I’ll be writing about Excel’s Sparklines in an upcoming post. They are actually well done, for a first version; as well done as the second version of in-cell Data Bars, which I am also writing about. I’m sure if you need more advanced sparklines, the third-party add-ins will be able to handle your needs.
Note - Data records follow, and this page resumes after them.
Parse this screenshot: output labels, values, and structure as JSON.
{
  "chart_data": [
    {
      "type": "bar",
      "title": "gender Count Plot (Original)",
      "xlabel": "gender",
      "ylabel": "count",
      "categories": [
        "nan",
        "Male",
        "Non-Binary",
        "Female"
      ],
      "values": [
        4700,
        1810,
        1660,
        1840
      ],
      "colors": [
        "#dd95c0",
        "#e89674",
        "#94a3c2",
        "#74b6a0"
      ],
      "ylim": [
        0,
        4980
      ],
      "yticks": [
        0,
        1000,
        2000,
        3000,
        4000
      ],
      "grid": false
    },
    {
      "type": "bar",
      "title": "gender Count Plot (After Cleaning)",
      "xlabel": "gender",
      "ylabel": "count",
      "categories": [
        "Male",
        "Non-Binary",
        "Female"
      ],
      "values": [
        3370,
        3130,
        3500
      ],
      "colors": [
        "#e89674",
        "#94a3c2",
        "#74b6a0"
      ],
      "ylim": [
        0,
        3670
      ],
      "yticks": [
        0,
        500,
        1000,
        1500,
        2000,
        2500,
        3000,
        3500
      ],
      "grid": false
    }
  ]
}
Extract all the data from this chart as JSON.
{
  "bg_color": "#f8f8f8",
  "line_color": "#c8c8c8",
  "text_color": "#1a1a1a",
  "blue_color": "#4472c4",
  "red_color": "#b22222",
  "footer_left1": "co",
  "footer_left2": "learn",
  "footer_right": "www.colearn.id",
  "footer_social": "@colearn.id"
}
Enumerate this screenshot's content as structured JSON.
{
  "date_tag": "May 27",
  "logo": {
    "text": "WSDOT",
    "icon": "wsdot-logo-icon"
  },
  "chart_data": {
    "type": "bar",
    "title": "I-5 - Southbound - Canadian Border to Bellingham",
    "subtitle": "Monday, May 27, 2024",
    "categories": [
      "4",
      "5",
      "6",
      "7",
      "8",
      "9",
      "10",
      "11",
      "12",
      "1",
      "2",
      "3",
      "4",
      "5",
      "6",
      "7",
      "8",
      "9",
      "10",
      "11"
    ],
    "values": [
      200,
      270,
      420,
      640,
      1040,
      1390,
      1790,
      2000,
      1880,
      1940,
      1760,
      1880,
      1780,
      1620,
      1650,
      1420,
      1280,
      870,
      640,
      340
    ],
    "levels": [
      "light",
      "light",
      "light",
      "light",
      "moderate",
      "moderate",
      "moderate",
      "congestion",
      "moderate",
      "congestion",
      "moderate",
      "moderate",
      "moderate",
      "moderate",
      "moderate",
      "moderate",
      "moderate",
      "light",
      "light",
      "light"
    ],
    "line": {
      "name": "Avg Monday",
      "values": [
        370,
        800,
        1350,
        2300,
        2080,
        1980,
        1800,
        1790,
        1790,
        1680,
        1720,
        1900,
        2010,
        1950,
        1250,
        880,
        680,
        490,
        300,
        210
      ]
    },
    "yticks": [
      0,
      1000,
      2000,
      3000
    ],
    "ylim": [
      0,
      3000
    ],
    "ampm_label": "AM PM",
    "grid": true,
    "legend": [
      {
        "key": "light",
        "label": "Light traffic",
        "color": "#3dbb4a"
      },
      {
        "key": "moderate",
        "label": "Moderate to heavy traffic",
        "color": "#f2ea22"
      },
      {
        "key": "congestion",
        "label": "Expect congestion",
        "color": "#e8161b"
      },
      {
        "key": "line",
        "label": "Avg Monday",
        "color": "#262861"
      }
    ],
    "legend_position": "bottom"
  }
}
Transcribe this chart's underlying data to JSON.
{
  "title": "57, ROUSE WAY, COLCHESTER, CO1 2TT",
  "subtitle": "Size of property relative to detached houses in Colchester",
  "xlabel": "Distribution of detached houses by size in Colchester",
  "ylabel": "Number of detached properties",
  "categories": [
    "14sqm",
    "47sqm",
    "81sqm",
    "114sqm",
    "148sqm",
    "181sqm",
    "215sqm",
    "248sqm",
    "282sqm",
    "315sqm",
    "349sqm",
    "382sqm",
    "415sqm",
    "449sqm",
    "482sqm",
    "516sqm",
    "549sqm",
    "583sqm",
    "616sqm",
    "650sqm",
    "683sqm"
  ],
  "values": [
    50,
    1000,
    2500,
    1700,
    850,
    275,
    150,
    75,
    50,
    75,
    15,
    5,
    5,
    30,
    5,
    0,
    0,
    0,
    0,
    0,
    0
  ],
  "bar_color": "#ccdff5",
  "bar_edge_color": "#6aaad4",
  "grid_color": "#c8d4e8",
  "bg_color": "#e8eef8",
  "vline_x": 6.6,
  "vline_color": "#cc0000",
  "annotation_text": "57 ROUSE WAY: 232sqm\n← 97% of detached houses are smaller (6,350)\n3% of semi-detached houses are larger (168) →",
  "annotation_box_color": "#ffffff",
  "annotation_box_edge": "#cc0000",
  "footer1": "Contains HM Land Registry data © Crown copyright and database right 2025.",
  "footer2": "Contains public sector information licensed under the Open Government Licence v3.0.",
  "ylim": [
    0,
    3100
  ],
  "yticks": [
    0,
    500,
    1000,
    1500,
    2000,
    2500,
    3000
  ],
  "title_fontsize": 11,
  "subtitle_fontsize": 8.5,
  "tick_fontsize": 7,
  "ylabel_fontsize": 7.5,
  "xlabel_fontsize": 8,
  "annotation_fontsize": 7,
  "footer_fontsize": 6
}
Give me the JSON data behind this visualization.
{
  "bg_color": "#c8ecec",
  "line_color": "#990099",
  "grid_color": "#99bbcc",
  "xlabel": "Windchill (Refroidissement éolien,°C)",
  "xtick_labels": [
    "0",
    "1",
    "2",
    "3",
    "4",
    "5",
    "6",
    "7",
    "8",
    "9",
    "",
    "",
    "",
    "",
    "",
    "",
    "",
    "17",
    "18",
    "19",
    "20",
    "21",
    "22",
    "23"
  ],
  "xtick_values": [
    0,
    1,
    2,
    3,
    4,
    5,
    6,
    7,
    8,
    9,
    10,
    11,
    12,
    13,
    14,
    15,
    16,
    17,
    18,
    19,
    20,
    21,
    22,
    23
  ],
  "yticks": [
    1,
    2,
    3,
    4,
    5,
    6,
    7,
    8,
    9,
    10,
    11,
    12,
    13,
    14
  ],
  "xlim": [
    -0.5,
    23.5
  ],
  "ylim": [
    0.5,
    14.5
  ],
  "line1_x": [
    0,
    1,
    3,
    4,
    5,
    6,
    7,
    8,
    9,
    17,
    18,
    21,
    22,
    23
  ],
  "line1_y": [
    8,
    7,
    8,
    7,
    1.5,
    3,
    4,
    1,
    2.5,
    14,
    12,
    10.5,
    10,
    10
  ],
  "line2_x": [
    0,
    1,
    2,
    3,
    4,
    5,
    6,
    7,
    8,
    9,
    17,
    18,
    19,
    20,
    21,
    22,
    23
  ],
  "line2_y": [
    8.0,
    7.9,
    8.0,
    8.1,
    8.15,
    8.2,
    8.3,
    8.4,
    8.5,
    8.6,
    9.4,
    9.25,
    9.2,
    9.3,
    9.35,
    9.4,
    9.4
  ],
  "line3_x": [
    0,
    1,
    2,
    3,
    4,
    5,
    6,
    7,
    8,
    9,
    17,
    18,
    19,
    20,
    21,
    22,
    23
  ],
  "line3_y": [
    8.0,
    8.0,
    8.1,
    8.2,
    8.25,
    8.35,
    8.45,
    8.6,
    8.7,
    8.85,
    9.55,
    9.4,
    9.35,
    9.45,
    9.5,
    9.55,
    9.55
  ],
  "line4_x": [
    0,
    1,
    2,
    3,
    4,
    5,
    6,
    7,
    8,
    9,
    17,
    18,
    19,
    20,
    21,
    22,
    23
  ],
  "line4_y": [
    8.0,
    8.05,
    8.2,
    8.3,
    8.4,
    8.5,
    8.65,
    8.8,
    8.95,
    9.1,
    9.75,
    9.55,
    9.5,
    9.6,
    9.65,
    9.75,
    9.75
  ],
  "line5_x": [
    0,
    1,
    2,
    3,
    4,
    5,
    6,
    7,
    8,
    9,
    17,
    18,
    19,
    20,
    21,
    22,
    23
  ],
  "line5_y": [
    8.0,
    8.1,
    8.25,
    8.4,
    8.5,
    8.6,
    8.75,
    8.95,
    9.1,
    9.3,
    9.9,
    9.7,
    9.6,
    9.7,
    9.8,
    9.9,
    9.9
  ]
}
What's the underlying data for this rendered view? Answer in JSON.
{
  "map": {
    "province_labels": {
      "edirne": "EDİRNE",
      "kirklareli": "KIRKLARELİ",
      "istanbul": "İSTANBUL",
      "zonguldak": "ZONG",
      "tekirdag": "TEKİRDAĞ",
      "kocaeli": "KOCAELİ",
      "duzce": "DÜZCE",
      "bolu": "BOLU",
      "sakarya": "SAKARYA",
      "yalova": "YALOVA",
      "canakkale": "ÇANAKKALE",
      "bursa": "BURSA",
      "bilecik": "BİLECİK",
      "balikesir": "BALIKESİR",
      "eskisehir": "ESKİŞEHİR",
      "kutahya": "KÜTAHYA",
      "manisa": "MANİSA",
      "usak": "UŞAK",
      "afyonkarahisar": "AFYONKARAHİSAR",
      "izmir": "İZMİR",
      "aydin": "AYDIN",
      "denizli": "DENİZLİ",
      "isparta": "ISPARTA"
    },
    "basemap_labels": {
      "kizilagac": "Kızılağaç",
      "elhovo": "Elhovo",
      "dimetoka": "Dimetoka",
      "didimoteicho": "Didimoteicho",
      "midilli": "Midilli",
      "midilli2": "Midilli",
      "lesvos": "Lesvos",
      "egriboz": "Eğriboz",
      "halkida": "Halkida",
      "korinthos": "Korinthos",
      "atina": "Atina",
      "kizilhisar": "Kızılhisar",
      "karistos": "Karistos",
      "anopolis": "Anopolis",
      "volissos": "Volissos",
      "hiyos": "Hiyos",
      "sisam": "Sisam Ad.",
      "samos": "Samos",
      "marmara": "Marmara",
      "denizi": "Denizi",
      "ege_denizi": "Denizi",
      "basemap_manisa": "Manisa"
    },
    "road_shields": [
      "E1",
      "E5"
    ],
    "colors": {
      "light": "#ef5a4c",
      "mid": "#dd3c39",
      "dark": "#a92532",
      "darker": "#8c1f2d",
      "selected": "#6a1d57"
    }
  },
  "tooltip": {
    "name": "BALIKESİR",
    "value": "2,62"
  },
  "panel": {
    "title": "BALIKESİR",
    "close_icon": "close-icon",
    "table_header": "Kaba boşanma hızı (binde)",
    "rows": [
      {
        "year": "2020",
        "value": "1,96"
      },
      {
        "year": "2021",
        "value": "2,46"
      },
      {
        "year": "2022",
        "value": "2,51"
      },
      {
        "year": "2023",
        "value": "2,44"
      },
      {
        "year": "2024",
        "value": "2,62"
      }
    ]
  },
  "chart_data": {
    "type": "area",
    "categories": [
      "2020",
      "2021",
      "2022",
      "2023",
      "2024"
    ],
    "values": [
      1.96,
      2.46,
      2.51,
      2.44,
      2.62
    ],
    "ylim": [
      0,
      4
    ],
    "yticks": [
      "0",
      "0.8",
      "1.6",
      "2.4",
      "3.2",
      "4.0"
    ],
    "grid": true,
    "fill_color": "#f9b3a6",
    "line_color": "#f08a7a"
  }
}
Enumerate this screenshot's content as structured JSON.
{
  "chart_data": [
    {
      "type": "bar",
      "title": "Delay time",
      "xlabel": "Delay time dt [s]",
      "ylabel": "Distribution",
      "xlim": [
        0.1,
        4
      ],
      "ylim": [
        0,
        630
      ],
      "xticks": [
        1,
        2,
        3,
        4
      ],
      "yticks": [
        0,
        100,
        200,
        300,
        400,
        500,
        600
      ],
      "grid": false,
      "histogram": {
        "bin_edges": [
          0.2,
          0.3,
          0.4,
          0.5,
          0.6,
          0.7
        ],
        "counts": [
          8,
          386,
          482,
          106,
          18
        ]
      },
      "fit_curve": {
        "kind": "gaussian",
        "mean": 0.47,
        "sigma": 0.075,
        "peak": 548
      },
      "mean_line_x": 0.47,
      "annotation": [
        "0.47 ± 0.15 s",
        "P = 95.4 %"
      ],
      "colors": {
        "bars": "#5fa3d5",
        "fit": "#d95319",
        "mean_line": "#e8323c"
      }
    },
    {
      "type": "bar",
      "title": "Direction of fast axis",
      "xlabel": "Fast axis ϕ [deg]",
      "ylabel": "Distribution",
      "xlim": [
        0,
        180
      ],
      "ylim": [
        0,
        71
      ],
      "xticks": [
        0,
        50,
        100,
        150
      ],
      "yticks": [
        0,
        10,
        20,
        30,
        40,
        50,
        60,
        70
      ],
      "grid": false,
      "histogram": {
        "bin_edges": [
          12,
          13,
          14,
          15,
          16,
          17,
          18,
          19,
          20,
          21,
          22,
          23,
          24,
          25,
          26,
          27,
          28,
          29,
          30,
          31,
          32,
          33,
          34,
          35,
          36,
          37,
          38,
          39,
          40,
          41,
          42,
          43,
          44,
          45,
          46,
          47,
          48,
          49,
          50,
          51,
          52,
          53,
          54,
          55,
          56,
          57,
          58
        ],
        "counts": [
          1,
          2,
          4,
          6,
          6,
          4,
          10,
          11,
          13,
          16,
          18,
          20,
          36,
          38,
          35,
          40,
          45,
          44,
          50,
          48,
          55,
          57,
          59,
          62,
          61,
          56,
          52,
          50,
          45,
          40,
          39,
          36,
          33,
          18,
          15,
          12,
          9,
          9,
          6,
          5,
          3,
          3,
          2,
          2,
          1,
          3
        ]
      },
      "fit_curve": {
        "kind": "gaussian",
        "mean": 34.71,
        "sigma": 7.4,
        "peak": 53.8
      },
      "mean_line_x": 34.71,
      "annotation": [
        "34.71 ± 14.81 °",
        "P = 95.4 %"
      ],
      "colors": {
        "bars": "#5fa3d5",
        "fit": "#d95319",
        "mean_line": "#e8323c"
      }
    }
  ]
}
Excel’s sparklines are neither drawing layer additions nor tricks with special fonts. They are actually drawn on the back surface of the cells, behind any text which may exist in the cells. This is the same as the data bars. I believe that both are actually bitmaps constructed on the fly and inserted behind the cells.


Comment from Sandi
Time: Friday, July 24, 2009, 11:50 am

As always, your posts don’t disappoint. Thanks Jon !


Comment from sam
Time: Saturday, July 25, 2009, 10:45 am

Also removed in 2010

Cells with more than 255 Characters are not truncated when you copy by “Move or Copy”


Comment from Metrick
Time: Tuesday, November 10, 2009, 8:28 am

Feature: Direct manipulation of data points on charts
97-2003: You can drag data points on a chart and change their source values on the worksheet.

2007: Dragging data points to change the source values on the worksheet is no longer supported.

Has dragging data points to change the source values make it make back to 2010 version.


Comment from Jon Peltier
Time: Tuesday, November 10, 2009, 9:38 am

Metrick -

As far as I know, the Goal Seek capability of charts (i.e., the dragging of points) has not been reinstated, and will not be reinstated.

Microsoft has admitted their mistake, though, and have released an Excel Add-In for Manipulating Points on Charts (MPOC). Wonder of wonders, it’s even written in VBA, not the latest flavor of dot-net.

This add-in lets you select a point, then use sliders on a userform to adjust values. I’ve been noodling around with a similar add-in that actually lets you click and drag the point, like in the good old days. It’s been hard, though, because I am trying to invoke Goal Seek for those cases where the plotted value is a formula depending on other values.


Comment from Dennis Wallentin
Time: Tuesday, November 10, 2009, 12:53 pm

>>not the latest flavor of dot-net

Simple because MSFT knows that VBA-developers don’t know how to handle this kind of high-tech add-ins .

All the . regards,
Dennis


Comment from Jon Peltier
Time: Tuesday, November 10, 2009, 1:06 pm

Either that, or dot-net would be absolute overkill for such a simple project.